The purpose of the daily stand up meeting in Scrum is for the team to synchronize with each other. The standard format is to time box the exercise to 10 or 15 minutes at a fixed time daily to ensure it happens, and happens quickly by not allowing people to sit down and get comfortable.

It’s organized by the Scrum Master, and each team member briefly recaps:

  1. What they worked on yesterday
  2. What they’re working on today
  3. Any blocking issues
Only team members talk, i.e. the folks who committed to the work. The Product Owner and Management are welcome to attend, mostly to observe, and the Product Owner can chime in to add clarification if necessary.

The two main risks of the daily stand up are:

  1. It becomes a status report session
  2. The team reports status to the Scrum Master

The purpose of the meeting is to synchronize – to ensure there is a common understanding as to where everyone is at as a part of delivering the team’s commitment to the Product Owner for that Sprint. Meaning that it’s not about individual commitments, but how as a team are we going to get all this stuff to a potentially shippable state.
In a retrospective today we had this exact discussion, that although we know in theory stand ups are for synchronizing, how can the team increase the effectiveness of this? One of the takeaways was to view the stand up as a way to “create a plan for the day”.

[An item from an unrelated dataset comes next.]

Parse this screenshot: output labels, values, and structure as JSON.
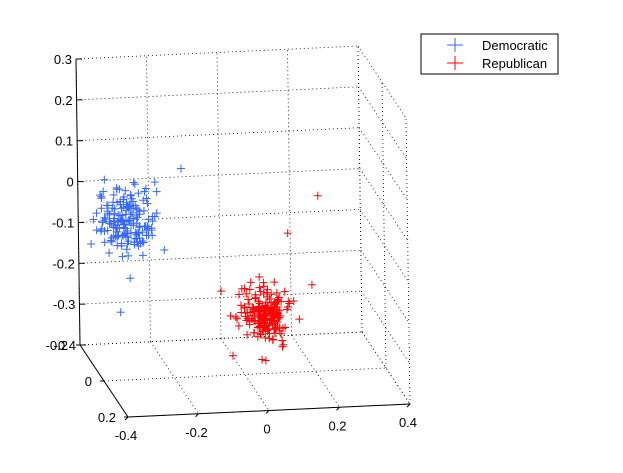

Instead of developers merely picking off the next thing in the Sprint backlog that needs to be coded, and QA testers jumping on whatever is ready for testing… opening up more opportunity to leverage the “team is a team” concept where you’re not limited by title – if QA or Analysts are involved in heavy duty testing, but as a developer you’re wrapping up something relatively simple by 11am, and if another developer is able to do the testing on it to move it forward… that’s the kind of stuff you can talk about in your stand up where you’re coordinating what the day is going to look like for the team.